El decir breve de Gabriela Rosas constata una fértil veta existencial que emana directamente de su mundo poético. Conviene recordar que la escritora cultiva un intimismo humanista, claro espejo del yo interior, en el que se vislumbran obsesiones básicas como el amor y el desamor, un territorio pasional siempre convulsionado por el deseo y el oscuro vuelo de la pérdida, la disgregación en el tiempo o la zozobra de encontrar sentido a la propia existencia. Las hebras lacónicas alientan un trayecto reflexivo donde los estados vivenciales resuenan con fuerza: “Para amarte me inicié en el fuego”, “Ser el poema o el rayo, la misma intensidad, la misma quemadura”, “Cada uno con su derecho al incendio”, “Para decir amor, primero digo cuerpo”, “Que tu boca sea el lugar donde nos encontramos”, “Llueve y es contigo”, “Pensar en la llama me consumió”. Son textos que se desmarcan de una contemplación distante y objetiva del trasiego afectivo y se nutren de un activismo cercano que apenas encuentra calma.
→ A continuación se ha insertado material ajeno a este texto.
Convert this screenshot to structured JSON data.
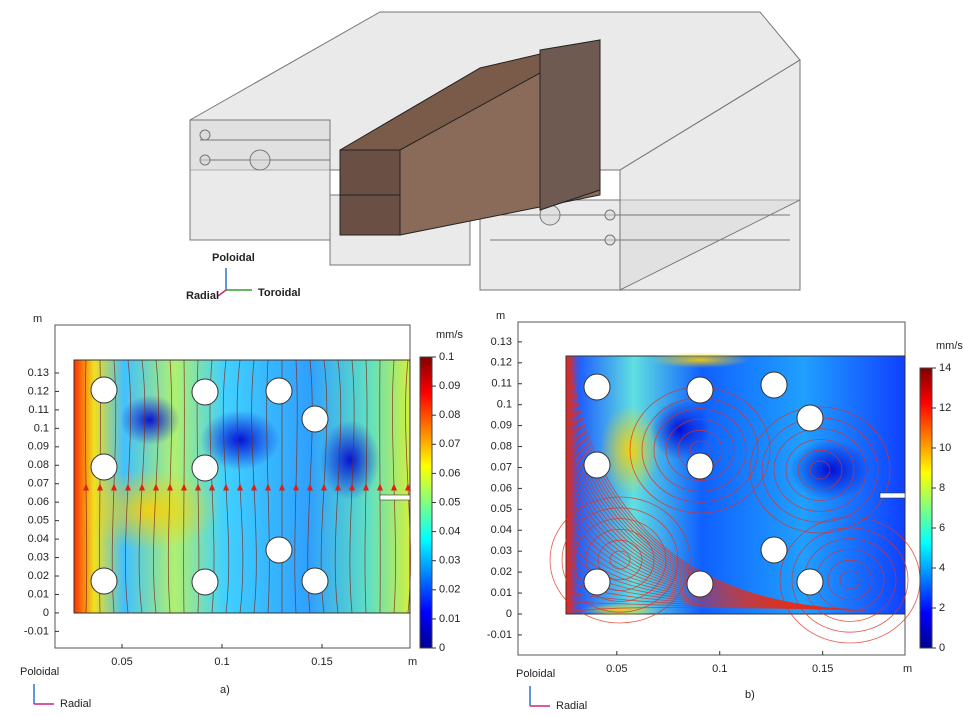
{
  "render_axes": {
    "up": "Poloidal",
    "left": "Radial",
    "right": "Toroidal"
  },
  "chart_data": [
    {
      "type": "field",
      "panel_label": "a)",
      "x_unit": "m",
      "y_unit": "m",
      "axis_up": "Poloidal",
      "axis_right": "Radial",
      "xlim": [
        0.0165,
        0.194
      ],
      "xticks": [
        0.05,
        0.1,
        0.15
      ],
      "ylim": [
        -0.019,
        0.156
      ],
      "yticks": [
        -0.01,
        0,
        0.01,
        0.02,
        0.03,
        0.04,
        0.05,
        0.06,
        0.07,
        0.08,
        0.09,
        0.1,
        0.11,
        0.12,
        0.13
      ],
      "colorbar": {
        "unit": "mm/s",
        "lim": [
          0,
          0.1
        ],
        "ticks": [
          0,
          0.01,
          0.02,
          0.03,
          0.04,
          0.05,
          0.06,
          0.07,
          0.08,
          0.09,
          0.1
        ]
      }
    },
    {
      "type": "field",
      "panel_label": "b)",
      "x_unit": "m",
      "y_unit": "m",
      "axis_up": "Poloidal",
      "axis_right": "Radial",
      "xlim": [
        0.002,
        0.19
      ],
      "xticks": [
        0.05,
        0.1,
        0.15
      ],
      "ylim": [
        -0.0196,
        0.1395
      ],
      "yticks": [
        -0.01,
        0,
        0.01,
        0.02,
        0.03,
        0.04,
        0.05,
        0.06,
        0.07,
        0.08,
        0.09,
        0.1,
        0.11,
        0.12,
        0.13
      ],
      "colorbar": {
        "unit": "mm/s",
        "lim": [
          0,
          14
        ],
        "ticks": [
          0,
          2,
          4,
          6,
          8,
          10,
          12,
          14
        ]
      }
    }
  ]
}
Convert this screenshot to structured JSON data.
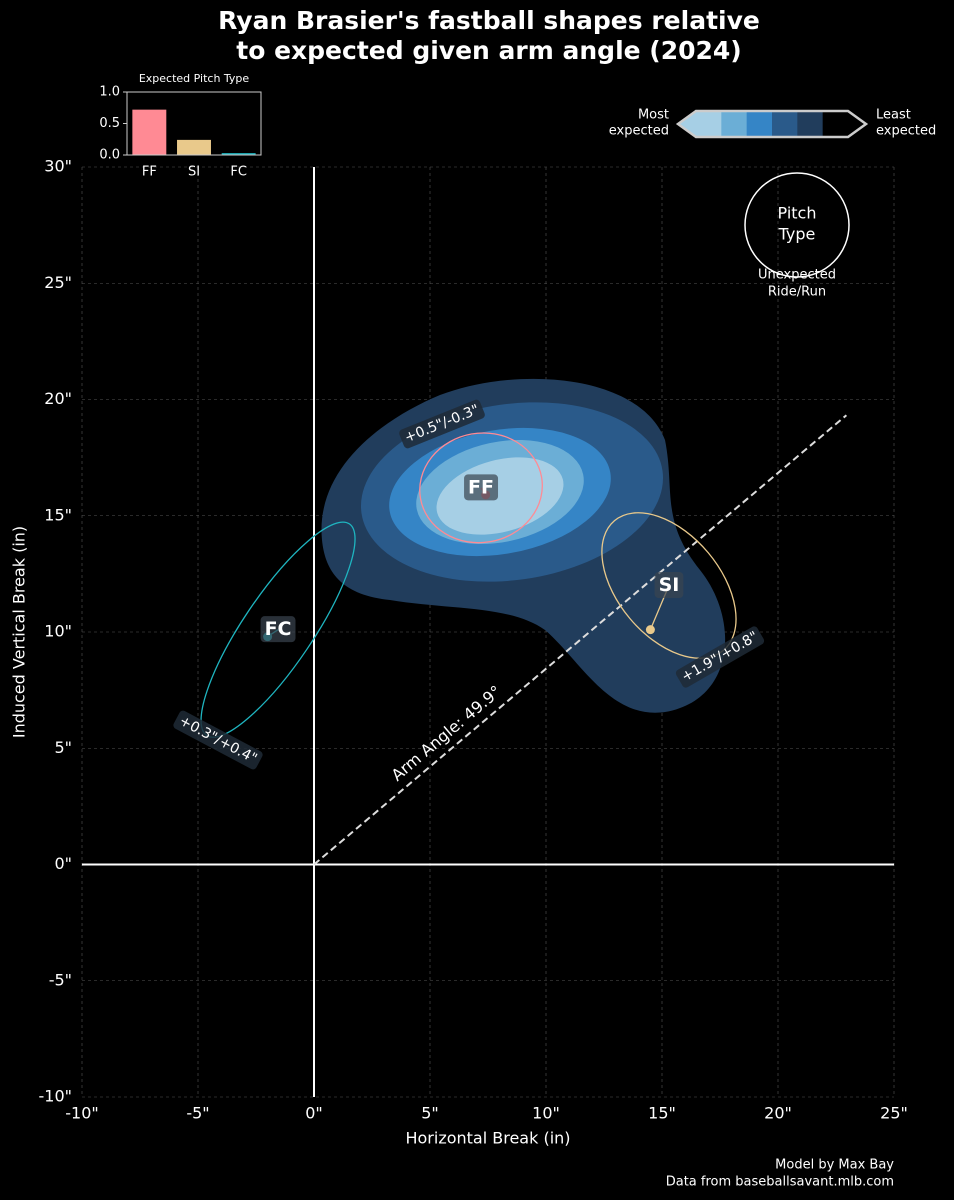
{
  "chart_data": {
    "type": "pitch_shape",
    "title": [
      "Ryan Brasier's fastball shapes relative",
      "to expected given arm angle (2024)"
    ],
    "x_label": "Horizontal Break (in)",
    "y_label": "Induced Vertical Break (in)",
    "xlim": [
      -10,
      25
    ],
    "ylim": [
      -10,
      30
    ],
    "xticks": [
      {
        "value": -10,
        "label": "-10\""
      },
      {
        "value": -5,
        "label": "-5\""
      },
      {
        "value": 0,
        "label": "0\""
      },
      {
        "value": 5,
        "label": "5\""
      },
      {
        "value": 10,
        "label": "10\""
      },
      {
        "value": 15,
        "label": "15\""
      },
      {
        "value": 20,
        "label": "20\""
      },
      {
        "value": 25,
        "label": "25\""
      }
    ],
    "yticks": [
      {
        "value": -10,
        "label": "-10\""
      },
      {
        "value": -5,
        "label": "-5\""
      },
      {
        "value": 0,
        "label": "0\""
      },
      {
        "value": 5,
        "label": "5\""
      },
      {
        "value": 10,
        "label": "10\""
      },
      {
        "value": 15,
        "label": "15\""
      },
      {
        "value": 20,
        "label": "20\""
      },
      {
        "value": 25,
        "label": "25\""
      },
      {
        "value": 30,
        "label": "30\""
      }
    ],
    "grid": true,
    "arm_angle": {
      "value": 49.9,
      "label": "Arm Angle: 49.9°"
    },
    "series": [
      {
        "name": "FF",
        "color": "#ff8a94",
        "x": 7.4,
        "y": 15.9,
        "ellipse": {
          "cx": 7.2,
          "cy": 16.2,
          "width": 5.3,
          "height": 4.7,
          "angle": 10
        },
        "annotation": "+0.5\"/-0.3\""
      },
      {
        "name": "SI",
        "color": "#e9c98b",
        "x": 14.5,
        "y": 10.1,
        "ellipse": {
          "cx": 15.3,
          "cy": 12.0,
          "width": 7.3,
          "height": 4.4,
          "angle": -50
        },
        "annotation": "+1.9\"/+0.8\""
      },
      {
        "name": "FC",
        "color": "#1fb5c0",
        "x": -2.0,
        "y": 9.8,
        "ellipse": {
          "cx": -1.55,
          "cy": 10.1,
          "width": 11.0,
          "height": 3.0,
          "angle": 56
        },
        "annotation": "+0.3\"/+0.4\""
      }
    ],
    "colorbar": {
      "colors": [
        "#a6cfe5",
        "#6baed6",
        "#3585c6",
        "#2a5a8a",
        "#213d5c",
        "#000000"
      ],
      "low_label": [
        "Most",
        "expected"
      ],
      "high_label": [
        "Least",
        "expected"
      ]
    },
    "key": {
      "center": [
        "Pitch",
        "Type"
      ],
      "below": [
        "Unexpected",
        "Ride/Run"
      ]
    },
    "inset": {
      "type": "bar",
      "title": "Expected Pitch Type",
      "categories": [
        "FF",
        "SI",
        "FC"
      ],
      "values": [
        0.72,
        0.24,
        0.03
      ],
      "colors": [
        "#ff8a94",
        "#e9c98b",
        "#1fb5c0"
      ],
      "ylim": [
        0,
        1
      ],
      "yticks": [
        {
          "value": 0,
          "label": "0.0"
        },
        {
          "value": 0.5,
          "label": "0.5"
        },
        {
          "value": 1,
          "label": "1.0"
        }
      ]
    },
    "credits": [
      "Model by Max Bay",
      "Data from baseballsavant.mlb.com"
    ]
  }
}
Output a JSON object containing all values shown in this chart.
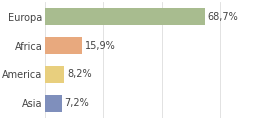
{
  "categories": [
    "Europa",
    "Africa",
    "America",
    "Asia"
  ],
  "values": [
    68.7,
    15.9,
    8.2,
    7.2
  ],
  "labels": [
    "68,7%",
    "15,9%",
    "8,2%",
    "7,2%"
  ],
  "colors": [
    "#a8bc8f",
    "#e8a97e",
    "#e8cf7e",
    "#7f8fbc"
  ],
  "xlim": [
    0,
    100
  ],
  "background_color": "#ffffff",
  "label_fontsize": 7.0,
  "bar_height": 0.6,
  "grid_color": "#dddddd",
  "grid_values": [
    0,
    25,
    50,
    75,
    100
  ]
}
También la palabra es cuerpo que renace en cada amanecida con músculos y huesos, abrazo y calidez. Los interrogantes del quehacer poético desvelan, como si recorrieran la oscuridad tanteante de un espacio interior, dilatados enigmas. Abren ventanas de comprensión, enlazan el legado de la experiencia biográfica y los trazos del quehacer escritural: “La poesía nos hace mejores amantes”, ”Escribo para que el cuerpo sea poema”, “Sin dolor no hay placer”, “La poesía es como el amor, te pasa o no te pasa”. El personaje definido en los textos de Gabriela Rosas mantiene un compromiso con la lucidez; postula en su mirada una realidad insuficiente, alejada del temblor estival y la calidez celebratoria de los cuerpos al sol. Quien habla es una incisión vulnerable de nostalgia. Desde la evocación, la ausencia encuentra sentido y permanencia.

Resalta en esta levedad la perfección semántica de algunos aforismos, cuajados de belleza: “Desamparo es no tener quien te desnude”; o la excelente reflexión paradójica: “Yo estaré de pie cada vez que me olvides”.
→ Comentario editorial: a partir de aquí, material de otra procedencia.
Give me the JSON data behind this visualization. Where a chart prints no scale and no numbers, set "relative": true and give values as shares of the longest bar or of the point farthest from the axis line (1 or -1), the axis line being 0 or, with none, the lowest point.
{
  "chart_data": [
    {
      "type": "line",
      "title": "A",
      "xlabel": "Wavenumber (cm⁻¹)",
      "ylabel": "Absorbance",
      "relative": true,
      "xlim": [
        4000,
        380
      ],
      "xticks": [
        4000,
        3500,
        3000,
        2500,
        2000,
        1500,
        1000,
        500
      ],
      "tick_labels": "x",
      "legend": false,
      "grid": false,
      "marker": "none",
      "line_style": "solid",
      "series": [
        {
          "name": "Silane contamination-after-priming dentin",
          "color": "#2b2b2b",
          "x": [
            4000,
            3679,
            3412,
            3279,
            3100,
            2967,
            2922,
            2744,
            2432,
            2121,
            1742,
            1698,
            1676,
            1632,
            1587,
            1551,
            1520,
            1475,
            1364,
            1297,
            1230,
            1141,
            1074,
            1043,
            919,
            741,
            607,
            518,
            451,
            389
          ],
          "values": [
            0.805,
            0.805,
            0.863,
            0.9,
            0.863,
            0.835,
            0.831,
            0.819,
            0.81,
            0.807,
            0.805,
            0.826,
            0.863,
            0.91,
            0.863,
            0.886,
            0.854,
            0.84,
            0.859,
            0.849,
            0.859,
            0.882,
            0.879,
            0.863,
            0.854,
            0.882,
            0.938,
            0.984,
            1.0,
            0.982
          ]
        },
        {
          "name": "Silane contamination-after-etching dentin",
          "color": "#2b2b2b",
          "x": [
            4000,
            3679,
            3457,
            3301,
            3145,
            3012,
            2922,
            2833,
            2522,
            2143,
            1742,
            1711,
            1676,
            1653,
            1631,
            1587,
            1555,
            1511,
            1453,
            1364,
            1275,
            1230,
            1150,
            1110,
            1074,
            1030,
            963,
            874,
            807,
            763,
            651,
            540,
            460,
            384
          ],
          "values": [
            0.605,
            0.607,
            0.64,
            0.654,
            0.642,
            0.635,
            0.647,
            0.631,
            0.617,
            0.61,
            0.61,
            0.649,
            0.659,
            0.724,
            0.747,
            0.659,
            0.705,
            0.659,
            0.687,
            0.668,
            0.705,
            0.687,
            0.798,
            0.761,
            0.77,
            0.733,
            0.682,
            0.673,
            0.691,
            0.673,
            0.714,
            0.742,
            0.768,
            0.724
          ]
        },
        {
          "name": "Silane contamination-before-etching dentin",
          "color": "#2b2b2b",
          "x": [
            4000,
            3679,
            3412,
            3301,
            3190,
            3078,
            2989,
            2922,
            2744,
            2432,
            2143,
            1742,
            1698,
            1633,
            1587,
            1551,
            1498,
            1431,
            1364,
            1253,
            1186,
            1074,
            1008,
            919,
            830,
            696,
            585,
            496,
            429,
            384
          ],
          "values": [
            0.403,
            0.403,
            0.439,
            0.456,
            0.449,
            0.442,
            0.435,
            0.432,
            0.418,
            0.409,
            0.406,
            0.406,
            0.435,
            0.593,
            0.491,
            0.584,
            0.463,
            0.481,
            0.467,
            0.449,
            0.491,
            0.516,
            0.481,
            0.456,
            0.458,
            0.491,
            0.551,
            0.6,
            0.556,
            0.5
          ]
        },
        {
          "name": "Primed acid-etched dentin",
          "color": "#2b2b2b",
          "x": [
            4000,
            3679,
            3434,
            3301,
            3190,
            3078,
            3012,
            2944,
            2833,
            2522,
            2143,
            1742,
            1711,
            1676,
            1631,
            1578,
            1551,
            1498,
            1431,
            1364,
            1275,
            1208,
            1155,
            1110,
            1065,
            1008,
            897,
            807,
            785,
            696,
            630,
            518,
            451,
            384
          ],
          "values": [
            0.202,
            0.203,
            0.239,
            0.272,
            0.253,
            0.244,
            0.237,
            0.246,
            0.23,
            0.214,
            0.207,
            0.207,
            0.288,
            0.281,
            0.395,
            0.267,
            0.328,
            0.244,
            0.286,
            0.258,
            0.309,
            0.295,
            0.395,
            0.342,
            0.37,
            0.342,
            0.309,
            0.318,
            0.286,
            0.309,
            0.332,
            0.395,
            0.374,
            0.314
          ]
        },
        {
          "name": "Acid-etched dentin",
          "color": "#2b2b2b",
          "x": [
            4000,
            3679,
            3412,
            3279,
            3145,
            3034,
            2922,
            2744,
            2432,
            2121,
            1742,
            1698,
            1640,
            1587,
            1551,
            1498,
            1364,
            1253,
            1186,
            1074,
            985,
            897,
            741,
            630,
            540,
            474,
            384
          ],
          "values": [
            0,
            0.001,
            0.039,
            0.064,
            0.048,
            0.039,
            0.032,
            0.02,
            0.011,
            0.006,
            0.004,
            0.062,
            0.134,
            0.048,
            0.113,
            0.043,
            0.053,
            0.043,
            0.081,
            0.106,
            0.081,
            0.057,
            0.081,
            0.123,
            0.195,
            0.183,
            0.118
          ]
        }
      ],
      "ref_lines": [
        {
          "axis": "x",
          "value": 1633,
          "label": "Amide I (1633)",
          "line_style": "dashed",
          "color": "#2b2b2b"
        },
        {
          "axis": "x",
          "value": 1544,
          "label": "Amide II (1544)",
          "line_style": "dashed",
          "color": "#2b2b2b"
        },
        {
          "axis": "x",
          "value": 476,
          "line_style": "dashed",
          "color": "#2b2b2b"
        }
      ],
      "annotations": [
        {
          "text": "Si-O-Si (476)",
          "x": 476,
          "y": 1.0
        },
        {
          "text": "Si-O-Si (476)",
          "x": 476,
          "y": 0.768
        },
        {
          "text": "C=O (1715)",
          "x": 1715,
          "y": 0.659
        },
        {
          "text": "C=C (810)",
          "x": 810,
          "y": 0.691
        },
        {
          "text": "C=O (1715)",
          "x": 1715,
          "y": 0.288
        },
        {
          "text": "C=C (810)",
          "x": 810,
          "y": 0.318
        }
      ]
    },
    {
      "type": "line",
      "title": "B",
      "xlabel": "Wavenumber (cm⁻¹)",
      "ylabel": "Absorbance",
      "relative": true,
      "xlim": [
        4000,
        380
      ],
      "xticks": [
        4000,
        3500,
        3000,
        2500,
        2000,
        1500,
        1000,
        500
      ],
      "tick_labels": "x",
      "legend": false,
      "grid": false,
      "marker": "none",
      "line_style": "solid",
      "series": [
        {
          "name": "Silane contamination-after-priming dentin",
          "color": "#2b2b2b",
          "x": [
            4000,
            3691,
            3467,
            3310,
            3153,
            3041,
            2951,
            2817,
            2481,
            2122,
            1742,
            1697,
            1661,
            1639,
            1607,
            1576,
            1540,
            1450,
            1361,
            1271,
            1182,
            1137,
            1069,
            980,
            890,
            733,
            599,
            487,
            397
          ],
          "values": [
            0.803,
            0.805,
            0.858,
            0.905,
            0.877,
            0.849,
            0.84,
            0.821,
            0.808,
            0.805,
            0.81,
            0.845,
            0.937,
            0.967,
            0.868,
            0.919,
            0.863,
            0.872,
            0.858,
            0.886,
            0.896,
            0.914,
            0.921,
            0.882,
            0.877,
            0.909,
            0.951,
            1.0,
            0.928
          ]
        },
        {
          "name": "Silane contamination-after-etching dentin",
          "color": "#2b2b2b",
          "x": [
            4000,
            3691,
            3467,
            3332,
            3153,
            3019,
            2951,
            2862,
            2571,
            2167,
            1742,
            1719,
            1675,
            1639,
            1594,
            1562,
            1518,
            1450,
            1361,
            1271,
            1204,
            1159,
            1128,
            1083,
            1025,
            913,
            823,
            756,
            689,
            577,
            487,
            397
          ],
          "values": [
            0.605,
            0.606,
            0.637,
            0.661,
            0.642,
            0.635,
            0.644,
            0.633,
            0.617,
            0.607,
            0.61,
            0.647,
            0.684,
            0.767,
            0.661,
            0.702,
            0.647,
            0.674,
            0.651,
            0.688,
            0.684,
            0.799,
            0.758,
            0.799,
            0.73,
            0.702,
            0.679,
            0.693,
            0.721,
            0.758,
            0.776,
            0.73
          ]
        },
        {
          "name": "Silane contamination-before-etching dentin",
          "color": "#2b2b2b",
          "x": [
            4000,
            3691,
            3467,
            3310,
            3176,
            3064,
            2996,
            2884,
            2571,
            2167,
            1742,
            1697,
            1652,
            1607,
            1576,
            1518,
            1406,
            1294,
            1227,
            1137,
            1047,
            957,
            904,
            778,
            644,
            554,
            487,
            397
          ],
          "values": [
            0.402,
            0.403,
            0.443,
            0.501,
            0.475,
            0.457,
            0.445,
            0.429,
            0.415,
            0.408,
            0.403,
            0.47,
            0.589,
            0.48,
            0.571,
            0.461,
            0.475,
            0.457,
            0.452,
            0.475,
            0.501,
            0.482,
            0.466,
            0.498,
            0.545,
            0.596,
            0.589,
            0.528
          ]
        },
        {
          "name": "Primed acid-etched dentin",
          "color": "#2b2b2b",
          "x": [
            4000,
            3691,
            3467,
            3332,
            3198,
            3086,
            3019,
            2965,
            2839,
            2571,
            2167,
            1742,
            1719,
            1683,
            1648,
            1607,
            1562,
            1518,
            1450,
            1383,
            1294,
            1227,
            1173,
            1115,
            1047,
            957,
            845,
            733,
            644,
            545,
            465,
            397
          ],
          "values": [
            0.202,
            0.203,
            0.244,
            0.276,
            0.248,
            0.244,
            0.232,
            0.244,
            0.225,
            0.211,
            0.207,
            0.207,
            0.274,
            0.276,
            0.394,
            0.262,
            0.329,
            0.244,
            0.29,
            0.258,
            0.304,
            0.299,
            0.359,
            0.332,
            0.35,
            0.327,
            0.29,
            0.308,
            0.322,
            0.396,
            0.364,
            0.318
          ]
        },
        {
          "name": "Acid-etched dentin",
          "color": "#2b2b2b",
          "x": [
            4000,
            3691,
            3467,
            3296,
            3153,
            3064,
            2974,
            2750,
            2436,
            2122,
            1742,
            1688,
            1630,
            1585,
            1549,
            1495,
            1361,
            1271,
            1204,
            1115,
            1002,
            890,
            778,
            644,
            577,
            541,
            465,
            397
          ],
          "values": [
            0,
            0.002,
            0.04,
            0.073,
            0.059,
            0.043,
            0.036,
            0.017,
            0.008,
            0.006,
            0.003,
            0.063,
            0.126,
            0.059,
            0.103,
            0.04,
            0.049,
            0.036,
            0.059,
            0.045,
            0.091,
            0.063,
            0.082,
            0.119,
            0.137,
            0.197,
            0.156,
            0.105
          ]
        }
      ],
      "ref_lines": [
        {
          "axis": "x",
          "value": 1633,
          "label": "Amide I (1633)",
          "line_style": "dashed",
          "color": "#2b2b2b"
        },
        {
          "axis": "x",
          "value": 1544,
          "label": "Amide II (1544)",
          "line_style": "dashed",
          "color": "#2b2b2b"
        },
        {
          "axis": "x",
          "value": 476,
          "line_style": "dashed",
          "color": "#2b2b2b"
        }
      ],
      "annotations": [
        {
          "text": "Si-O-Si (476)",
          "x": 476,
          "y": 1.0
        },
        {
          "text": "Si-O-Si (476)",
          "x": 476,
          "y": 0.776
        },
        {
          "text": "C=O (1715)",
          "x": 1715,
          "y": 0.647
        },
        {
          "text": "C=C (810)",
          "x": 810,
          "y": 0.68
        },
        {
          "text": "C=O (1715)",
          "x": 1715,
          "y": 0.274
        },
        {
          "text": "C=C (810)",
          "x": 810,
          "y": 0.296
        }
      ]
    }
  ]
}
El recorrido argumental de Descarrilada nos deja entre las manos una actitud en guardia, donde el repliegue en los laberintos interiores es el camino franco para la memoria. La experiencia vital se erosiona por el discurrir del tiempo, ha perdido certezas para agostarse en los espejismos de un estar carente de ideales. Es el tiempo de negociar coherencia y dejar sitio a las sensaciones que testimonian la derrota.

En esa intemperie, las presencias familiares se convierten en refugio donde germina lo vivido; nace así la brisa del retorno, la necesidad de convertir en permanente patrimonio la fuerza terapéutica del aforismo. Los recuerdos se hacen voz contra el estar a solas. Con dicción despojada, en la mirada fragmentaria de Descarrilada, Gabriela Rosas armoniza pensamiento y lirismo existencial. En los dardos conviven la voz sosegada de lo coloquial y una percepción que guarda el misterio de la intensidad y el tanteo fecundo de lo  imaginativo. La voz expande nervaduras con sinceridad emotiva, con esa austeridad de ojos abiertos que escribe un desenlace a la esperanza.

Diez aforismos

Ninguna flor obedece a su silencio.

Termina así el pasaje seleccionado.